The unit culminates in student groups designing a proposal to increase the biodiversity of their restoration site. Using the customized organism cards, they build an example of a food web based on native plants, compared to the simple food web supported by the lawn, invasive species, or pavement of their restoration site. Ideally, students actually carry out a native planting project as a part of Symbiotic Schoolyard, but some teachers may opt to not actually carry out the planting project, especially the first year they teach the unit.
Of course many teachers aren’t familiar with native plants in their region and don’t have the know-how to carry out a successful native planting project. This is where a community partner or volunteer expert partner comes in! This person can provide expertise on choosing a schoolyard restoration site, preparing the site for planting, choosing the right plants, planting, mulching, watering, and everything else involved in a successful restoration project. Ideally, this person not only advises but is present at all restoration days with students to ensure quality work. Finding this person can take some effort, but there are options. Ask your school garden teacher (if you have one) if they are interested in partnering with you to restore native plants to an area of your schoolyard, reach out to your local Master Gardener or Master Naturalist program, send an email to parents to see if any parents have experience designing and carrying out native planting projects, or reach out to your local California Native Plant Society Chapter or Audubon Society Chapter and find out if they have a member who would be excited to help you. If you want to become an expert yourself, you can take a locally offered class to learn about the native plants of your region and local restoration practices. These classes are becoming more popular and are often free.

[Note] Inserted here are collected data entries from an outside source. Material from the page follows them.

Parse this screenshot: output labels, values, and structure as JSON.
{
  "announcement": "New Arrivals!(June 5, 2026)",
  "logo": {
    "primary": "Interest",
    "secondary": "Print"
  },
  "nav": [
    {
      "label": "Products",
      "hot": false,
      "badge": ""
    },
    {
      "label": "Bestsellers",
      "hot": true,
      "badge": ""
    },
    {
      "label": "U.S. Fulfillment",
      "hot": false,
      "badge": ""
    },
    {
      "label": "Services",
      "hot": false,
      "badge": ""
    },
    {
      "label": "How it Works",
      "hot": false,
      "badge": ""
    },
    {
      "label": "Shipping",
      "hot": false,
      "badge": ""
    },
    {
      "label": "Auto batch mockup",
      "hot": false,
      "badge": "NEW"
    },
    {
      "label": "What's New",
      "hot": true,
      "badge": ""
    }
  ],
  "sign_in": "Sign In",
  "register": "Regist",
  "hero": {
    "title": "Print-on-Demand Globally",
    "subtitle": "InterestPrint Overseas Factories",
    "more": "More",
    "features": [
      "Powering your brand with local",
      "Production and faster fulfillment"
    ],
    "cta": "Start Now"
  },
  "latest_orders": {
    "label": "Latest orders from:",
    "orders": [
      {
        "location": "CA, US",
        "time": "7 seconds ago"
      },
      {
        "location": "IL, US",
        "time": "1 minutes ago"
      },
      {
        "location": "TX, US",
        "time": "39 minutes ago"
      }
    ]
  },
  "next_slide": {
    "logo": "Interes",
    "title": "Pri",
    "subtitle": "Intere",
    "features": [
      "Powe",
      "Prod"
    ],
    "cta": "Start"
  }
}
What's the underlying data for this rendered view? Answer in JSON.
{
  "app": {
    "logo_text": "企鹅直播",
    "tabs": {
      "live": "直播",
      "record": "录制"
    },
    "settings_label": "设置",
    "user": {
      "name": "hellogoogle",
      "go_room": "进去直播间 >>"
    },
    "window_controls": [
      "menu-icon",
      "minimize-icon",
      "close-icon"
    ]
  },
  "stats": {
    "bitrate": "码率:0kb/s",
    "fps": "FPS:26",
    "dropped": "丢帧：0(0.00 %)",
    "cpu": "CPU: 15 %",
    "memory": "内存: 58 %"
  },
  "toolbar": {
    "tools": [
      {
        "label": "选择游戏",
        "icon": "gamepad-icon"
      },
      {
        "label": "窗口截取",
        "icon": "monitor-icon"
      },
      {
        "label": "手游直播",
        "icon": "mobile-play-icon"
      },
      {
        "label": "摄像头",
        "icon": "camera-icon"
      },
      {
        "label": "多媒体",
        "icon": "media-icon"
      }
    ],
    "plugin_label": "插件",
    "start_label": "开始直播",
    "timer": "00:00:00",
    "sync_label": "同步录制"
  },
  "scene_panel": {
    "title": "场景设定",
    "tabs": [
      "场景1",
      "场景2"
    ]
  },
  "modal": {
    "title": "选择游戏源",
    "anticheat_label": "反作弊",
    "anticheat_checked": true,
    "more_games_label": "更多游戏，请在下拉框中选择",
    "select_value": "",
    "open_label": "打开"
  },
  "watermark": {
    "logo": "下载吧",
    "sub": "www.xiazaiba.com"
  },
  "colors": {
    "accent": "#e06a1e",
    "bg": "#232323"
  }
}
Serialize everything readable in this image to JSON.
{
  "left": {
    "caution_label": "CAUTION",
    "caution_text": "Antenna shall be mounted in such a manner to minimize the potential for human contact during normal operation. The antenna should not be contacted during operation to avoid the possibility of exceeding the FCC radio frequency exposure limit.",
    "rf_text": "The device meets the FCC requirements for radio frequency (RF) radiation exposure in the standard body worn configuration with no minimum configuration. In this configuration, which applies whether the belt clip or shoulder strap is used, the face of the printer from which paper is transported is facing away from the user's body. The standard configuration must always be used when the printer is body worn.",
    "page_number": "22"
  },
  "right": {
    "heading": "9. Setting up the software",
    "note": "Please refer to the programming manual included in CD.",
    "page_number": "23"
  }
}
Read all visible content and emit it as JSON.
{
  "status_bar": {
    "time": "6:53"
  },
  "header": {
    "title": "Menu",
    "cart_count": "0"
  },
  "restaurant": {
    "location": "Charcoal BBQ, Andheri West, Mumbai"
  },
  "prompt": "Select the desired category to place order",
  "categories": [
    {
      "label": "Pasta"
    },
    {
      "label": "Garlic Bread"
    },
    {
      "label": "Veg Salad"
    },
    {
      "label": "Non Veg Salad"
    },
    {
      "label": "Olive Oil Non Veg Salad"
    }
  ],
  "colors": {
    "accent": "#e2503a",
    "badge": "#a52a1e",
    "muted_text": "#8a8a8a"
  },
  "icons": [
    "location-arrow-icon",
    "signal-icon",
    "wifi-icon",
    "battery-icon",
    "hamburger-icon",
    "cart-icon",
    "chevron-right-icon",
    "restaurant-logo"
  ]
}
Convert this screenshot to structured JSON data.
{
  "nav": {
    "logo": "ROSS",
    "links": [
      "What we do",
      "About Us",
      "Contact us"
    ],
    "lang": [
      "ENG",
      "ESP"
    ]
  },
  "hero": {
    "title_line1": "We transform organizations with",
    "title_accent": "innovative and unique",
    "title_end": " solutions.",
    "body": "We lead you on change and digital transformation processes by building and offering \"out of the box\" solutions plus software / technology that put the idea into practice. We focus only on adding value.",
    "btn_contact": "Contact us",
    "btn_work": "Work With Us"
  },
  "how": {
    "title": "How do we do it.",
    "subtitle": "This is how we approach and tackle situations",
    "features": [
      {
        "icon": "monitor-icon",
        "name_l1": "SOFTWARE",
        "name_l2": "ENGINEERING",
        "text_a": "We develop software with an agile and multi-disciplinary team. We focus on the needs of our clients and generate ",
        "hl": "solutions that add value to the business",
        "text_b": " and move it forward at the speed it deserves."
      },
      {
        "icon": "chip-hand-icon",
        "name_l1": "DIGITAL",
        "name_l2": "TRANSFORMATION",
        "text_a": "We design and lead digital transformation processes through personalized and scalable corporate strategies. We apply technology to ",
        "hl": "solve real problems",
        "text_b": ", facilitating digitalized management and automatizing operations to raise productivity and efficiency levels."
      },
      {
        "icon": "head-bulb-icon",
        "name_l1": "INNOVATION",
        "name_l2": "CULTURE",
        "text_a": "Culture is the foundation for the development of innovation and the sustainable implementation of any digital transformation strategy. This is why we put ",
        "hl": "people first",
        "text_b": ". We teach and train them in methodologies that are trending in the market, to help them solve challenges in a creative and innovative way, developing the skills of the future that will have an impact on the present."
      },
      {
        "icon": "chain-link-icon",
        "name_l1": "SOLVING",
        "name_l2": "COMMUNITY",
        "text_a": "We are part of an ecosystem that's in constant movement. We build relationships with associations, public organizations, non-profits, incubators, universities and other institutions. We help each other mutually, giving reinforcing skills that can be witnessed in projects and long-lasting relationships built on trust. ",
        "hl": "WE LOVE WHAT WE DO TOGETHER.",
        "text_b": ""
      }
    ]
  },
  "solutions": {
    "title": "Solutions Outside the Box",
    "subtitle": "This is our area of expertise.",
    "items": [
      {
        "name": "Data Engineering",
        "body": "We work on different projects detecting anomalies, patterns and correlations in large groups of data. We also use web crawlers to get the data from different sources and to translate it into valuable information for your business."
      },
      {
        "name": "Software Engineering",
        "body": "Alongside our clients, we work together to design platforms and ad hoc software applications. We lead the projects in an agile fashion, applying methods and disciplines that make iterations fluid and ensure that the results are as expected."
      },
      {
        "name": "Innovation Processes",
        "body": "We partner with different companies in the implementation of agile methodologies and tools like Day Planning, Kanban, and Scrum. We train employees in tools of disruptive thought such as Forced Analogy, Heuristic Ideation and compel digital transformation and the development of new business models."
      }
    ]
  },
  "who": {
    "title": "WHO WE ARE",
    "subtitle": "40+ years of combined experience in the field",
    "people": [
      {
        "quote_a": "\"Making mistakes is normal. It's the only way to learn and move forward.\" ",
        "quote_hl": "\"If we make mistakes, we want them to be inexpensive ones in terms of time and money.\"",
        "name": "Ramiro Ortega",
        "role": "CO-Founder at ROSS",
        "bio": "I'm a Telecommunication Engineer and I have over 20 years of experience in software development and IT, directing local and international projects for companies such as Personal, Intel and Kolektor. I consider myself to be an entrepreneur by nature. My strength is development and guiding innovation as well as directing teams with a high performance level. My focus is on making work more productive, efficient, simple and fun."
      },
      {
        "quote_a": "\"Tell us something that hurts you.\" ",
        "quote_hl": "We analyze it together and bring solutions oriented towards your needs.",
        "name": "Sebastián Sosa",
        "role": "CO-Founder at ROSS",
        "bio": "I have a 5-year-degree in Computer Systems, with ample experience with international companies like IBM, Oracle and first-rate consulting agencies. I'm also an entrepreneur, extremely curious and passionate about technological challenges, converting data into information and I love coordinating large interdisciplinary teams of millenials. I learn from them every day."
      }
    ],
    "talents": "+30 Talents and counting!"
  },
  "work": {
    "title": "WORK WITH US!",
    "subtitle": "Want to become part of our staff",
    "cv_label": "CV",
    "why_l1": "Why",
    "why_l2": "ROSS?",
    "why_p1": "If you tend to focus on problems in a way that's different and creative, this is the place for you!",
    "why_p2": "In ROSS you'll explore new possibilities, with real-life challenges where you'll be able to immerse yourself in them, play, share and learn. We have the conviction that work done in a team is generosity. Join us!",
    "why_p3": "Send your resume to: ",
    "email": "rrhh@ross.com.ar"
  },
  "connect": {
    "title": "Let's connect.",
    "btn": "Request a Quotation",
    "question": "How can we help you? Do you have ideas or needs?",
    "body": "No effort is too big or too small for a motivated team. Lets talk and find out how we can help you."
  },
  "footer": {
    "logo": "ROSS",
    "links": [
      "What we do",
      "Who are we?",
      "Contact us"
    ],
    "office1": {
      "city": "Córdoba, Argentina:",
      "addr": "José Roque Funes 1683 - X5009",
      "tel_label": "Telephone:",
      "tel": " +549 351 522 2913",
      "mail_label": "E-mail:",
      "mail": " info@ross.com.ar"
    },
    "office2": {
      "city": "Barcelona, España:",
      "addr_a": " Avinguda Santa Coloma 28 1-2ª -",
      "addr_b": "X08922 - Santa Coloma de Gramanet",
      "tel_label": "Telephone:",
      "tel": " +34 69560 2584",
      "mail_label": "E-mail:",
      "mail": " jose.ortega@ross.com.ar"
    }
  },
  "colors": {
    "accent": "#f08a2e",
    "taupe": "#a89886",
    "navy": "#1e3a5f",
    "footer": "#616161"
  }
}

You’ll want to involve your principal, head of maintenance staff, and volunteer expert partner from the beginning as you identify a schoolyard restoration site, plan, and carry out the native planting project. If you’re lucky, you will have a supportive administration, or you might have to persuade them of the learning benefits to students and the positive impact on your school community both during and after the native garden has been planted.
The Symbiotic Schoolyard Ecosystem Unit will work in any region and with any schoolyard. I work one-on-one with each Symbiotic Schoolyard teacher to make it work at their unique school and their situation. The Symbiotic Schoolyard package also includes two recorded professional development workshops that walk teachers through the steps involved in planning and carrying out the restoration project and provide training in the unit. The package costs $350 and can be billed as professional development or curriculum, but if school funding is limited or teachers have to pay out of pocket, the package is available at a generous sliding scale with a simple ask. I want every teacher in California, regardless of their school’s financial resources, to have access to Symbiotic Schoolyard. I am on a mission to support California middle school science teachers in restoring biodiversity to their schoolyards as an integrated part of their curriculum.